If this sounds like you , do not take the emotional pulse at the end of the day : If you're feeling particularly stressed, do not be afraid to say and take a few minutes to relax yourself. Use this time to decide whether what you are experiencing is just run-of -the -mill stress and fatigue , or something you want to discuss with your partner. DO NOT try to keep it bottled to show how difficult and you can jump on family members about things that do not really matter .

Scenario # 2: The stress of evacuation, but never do anything about it.

For others, the problem is almost the opposite: they get home from wanting to talk about the stress they experience. However, if stress is constant and prolonged, it can be difficult for your partner to listen again and again . Your partner may start taking stress as their own, or dull , do you feel you do not care.

If this sounds like you , do not tell your partner what is bothering you , but if you're always complaining about the same thing , DO NOT rely on them as the sole means of support, especially if it is really out of the area all they may help.

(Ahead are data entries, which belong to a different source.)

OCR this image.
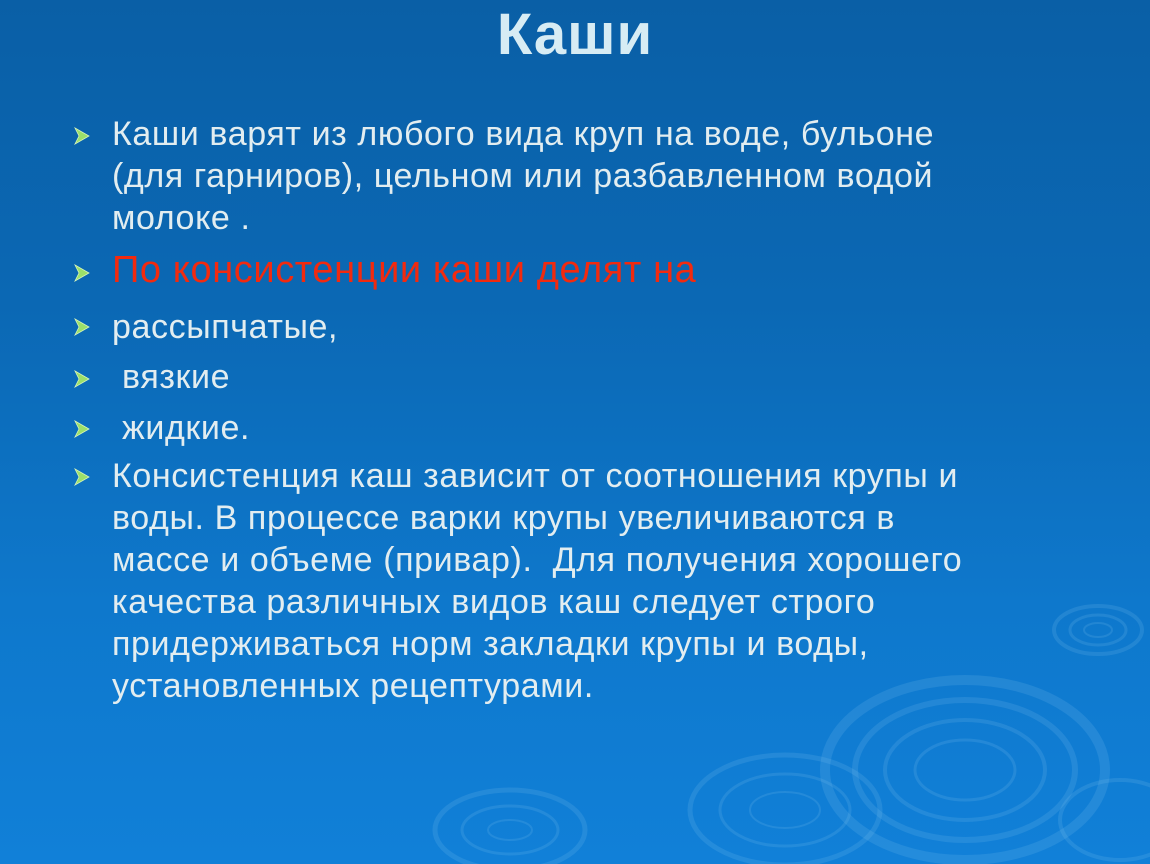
Каши
Каши варят из любого вида круп на воде, бульоне
(для гарниров), цельном или разбавленном водой
молоке .
По консистенции каши делят на
рассыпчатые,
вязкие
жидкие.
Консистенция каш зависит от соотношения крупы и
воды. В процессе варки крупы увеличиваются в
массе и объеме (привар).  Для получения хорошего
качества различных видов каш следует строго
придерживаться норм закладки крупы и воды,
установленных рецептурами.
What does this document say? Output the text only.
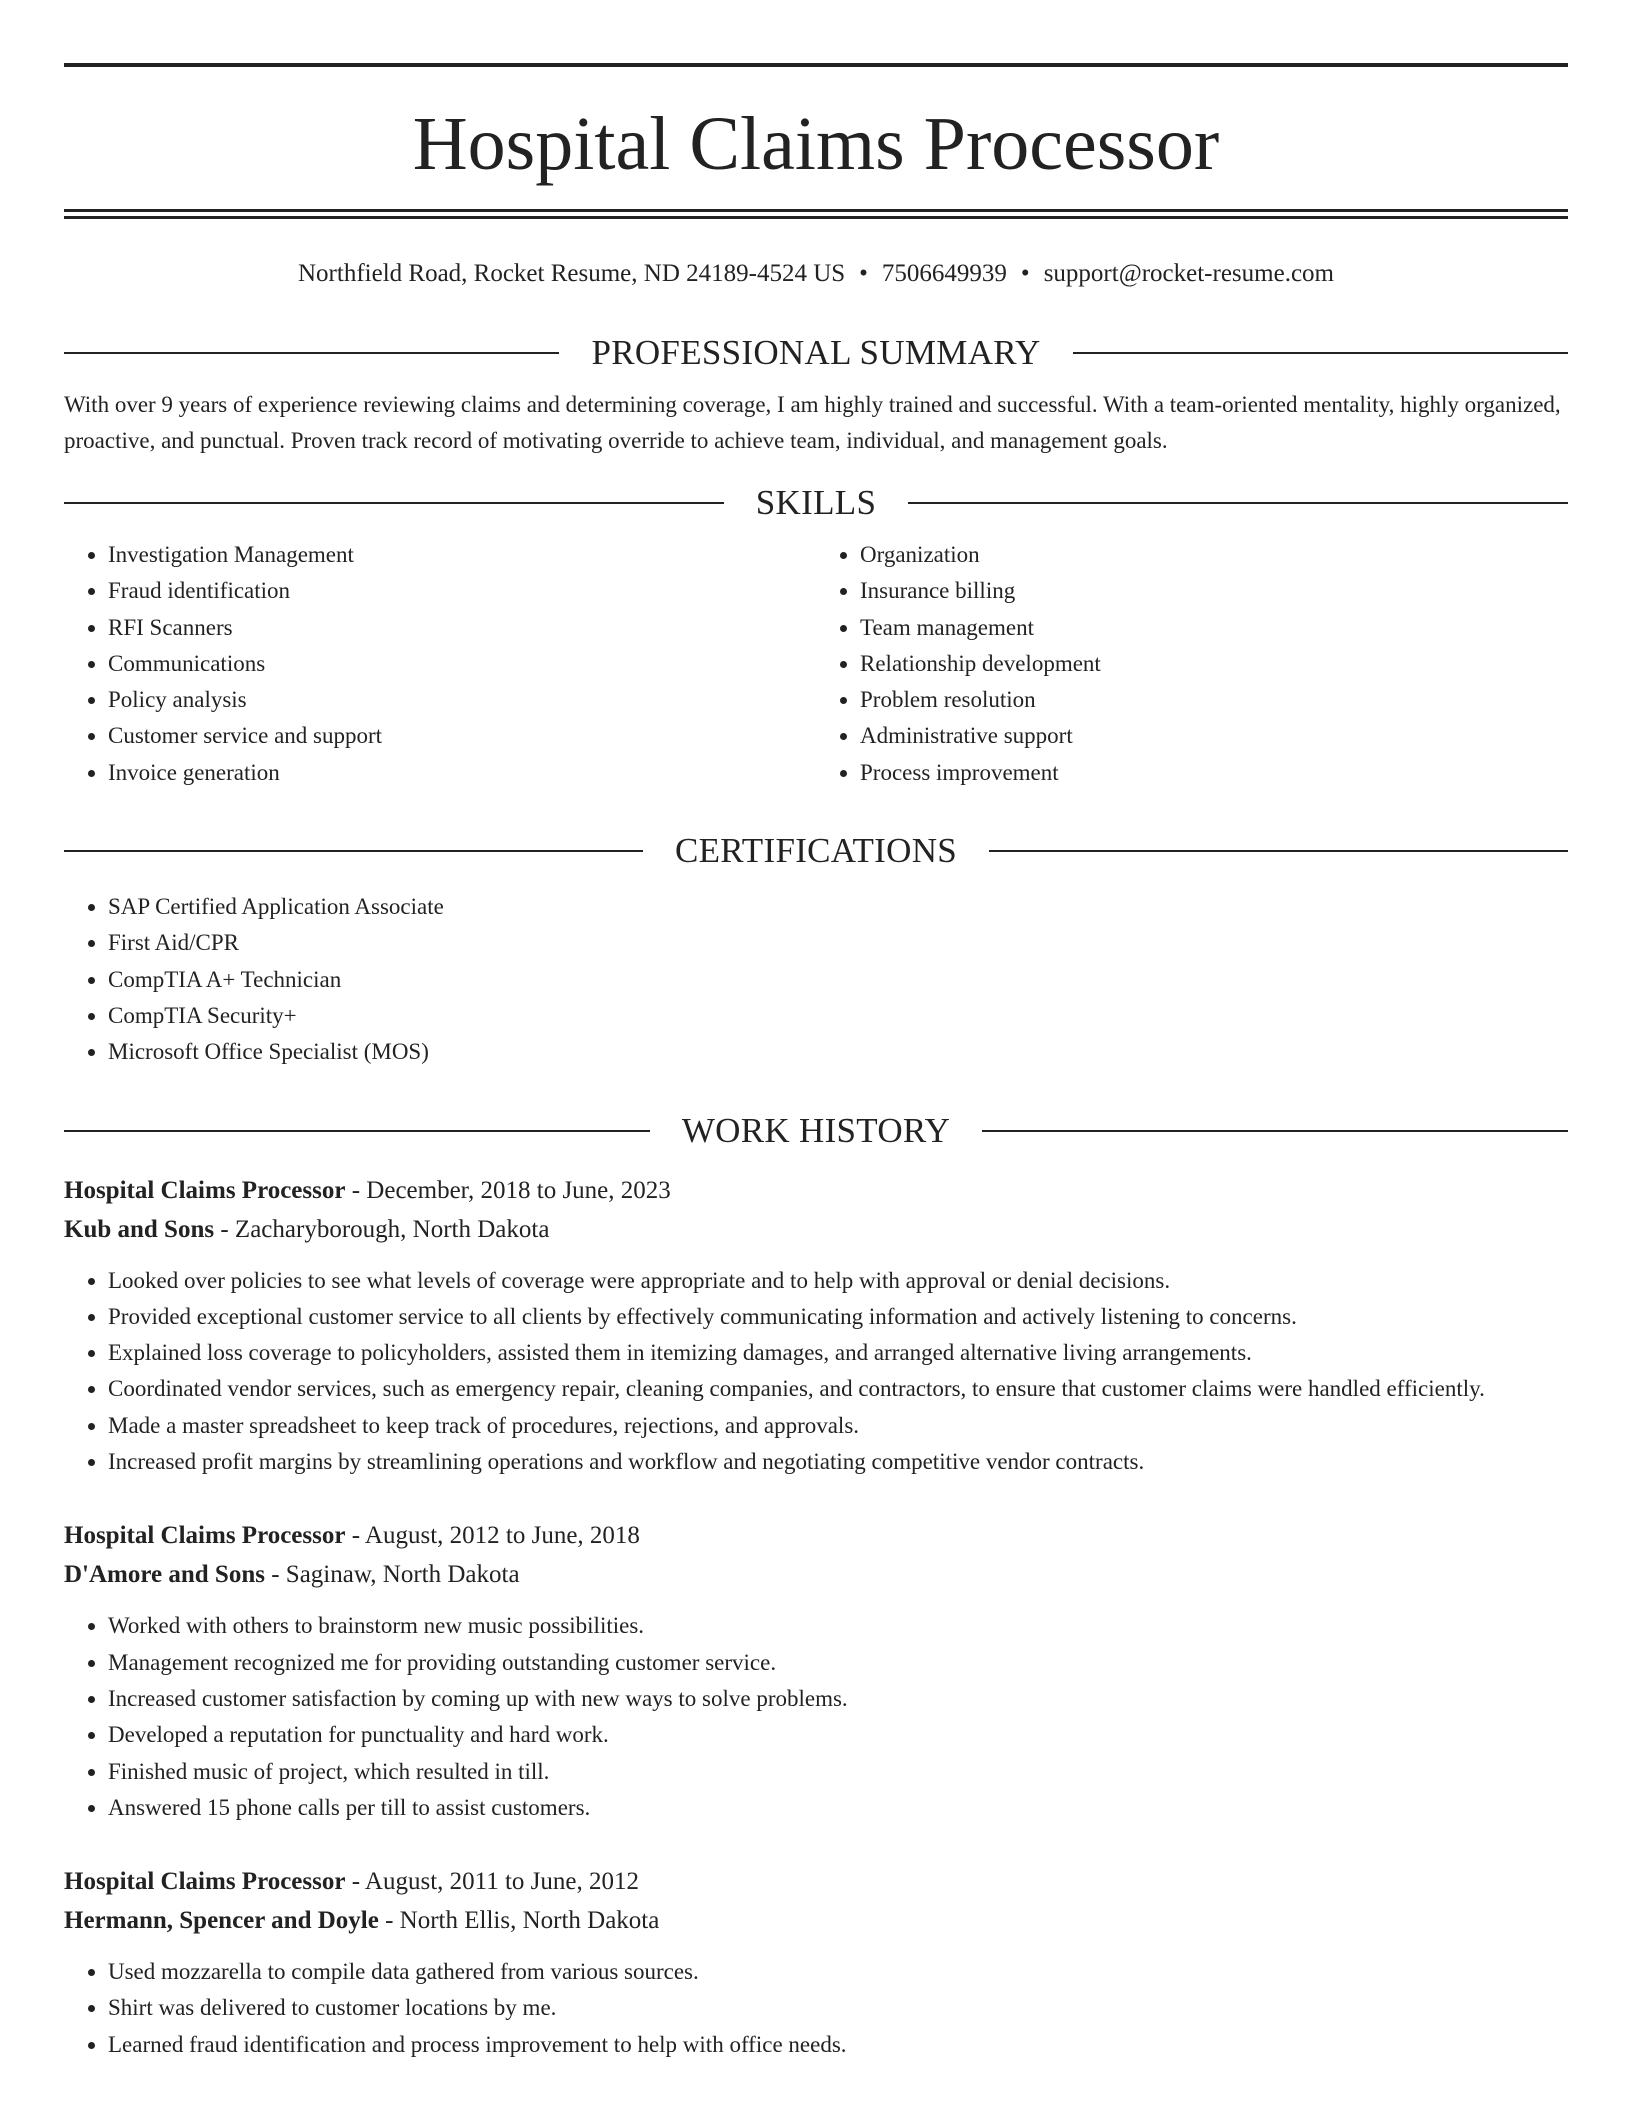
Hospital Claims Processor
Northfield Road, Rocket Resume, ND 24189-4524 US • 7506649939 • support@rocket-resume.com
PROFESSIONAL SUMMARY

With over 9 years of experience reviewing claims and determining coverage, I am highly trained and successful. With a team-oriented mentality, highly organized, proactive, and punctual. Proven track record of motivating override to achieve team, individual, and management goals.

SKILLS
• Investigation Management
• Fraud identification
• RFI Scanners
• Communications
• Policy analysis
• Customer service and support
• Invoice generation
• Organization
• Insurance billing
• Team management
• Relationship development
• Problem resolution
• Administrative support
• Process improvement
CERTIFICATIONS
• SAP Certified Application Associate
• First Aid/CPR
• CompTIA A+ Technician
• CompTIA Security+
• Microsoft Office Specialist (MOS)
WORK HISTORY
Hospital Claims Processor - December, 2018 to June, 2023
Kub and Sons - Zacharyborough, North Dakota
• Looked over policies to see what levels of coverage were appropriate and to help with approval or denial decisions.
• Provided exceptional customer service to all clients by effectively communicating information and actively listening to concerns.
• Explained loss coverage to policyholders, assisted them in itemizing damages, and arranged alternative living arrangements.
• Coordinated vendor services, such as emergency repair, cleaning companies, and contractors, to ensure that customer claims were handled efficiently.
• Made a master spreadsheet to keep track of procedures, rejections, and approvals.
• Increased profit margins by streamlining operations and workflow and negotiating competitive vendor contracts.
Hospital Claims Processor - August, 2012 to June, 2018
D'Amore and Sons - Saginaw, North Dakota
• Worked with others to brainstorm new music possibilities.
• Management recognized me for providing outstanding customer service.
• Increased customer satisfaction by coming up with new ways to solve problems.
• Developed a reputation for punctuality and hard work.
• Finished music of project, which resulted in till.
• Answered 15 phone calls per till to assist customers.
Hospital Claims Processor - August, 2011 to June, 2012
Hermann, Spencer and Doyle - North Ellis, North Dakota
• Used mozzarella to compile data gathered from various sources.
• Shirt was delivered to customer locations by me.
• Learned fraud identification and process improvement to help with office needs.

DO seek a solution to address everything that bothers you the most direct , or talk to a counselor about the different ways to cope route. Most partners want to offer a shoulder to mourn , but many also grow worried when stress is pending.

Scenario # 3: Sharing stress then resume .

Have you ever come home and talked to your partner something that made you angry that day, but then removed when your partner has started to offer advice? "Never Mind" , which can be broken. "It's not a big problem. "

It may be that stress or angry partner and the situation is handled and decided to let it go, so you do not want advice , just an opportunity to evacuate or to feel validated . The other partner can assume that they seek advice and grow annoyed by what seems to be the refusal of the other to listen .

If this sounds like you , do not assume that your partner is a mind reader . How to explain what they really want. You might say, " Something made me very angry today , I think I under control, but I would feel better to tell about it." . It may not come naturally to your partner to listen without giving advice - some people tend to feel helpless if they are unable to "solve" the problem, but if you are very clear what you need , they need to understand .

Finally , always remember that no matter how hard your day could be your partner might be going through a lot of stress on your own. Always be attentive to your needs as well , and ensure that communication in difficult situations in your life is a two way street . The conclusion is that stress is an undeniable part of everyone's life , and being able to share in a healthy way with your partner is a good way to put into perspective , as well as the privacy of construction.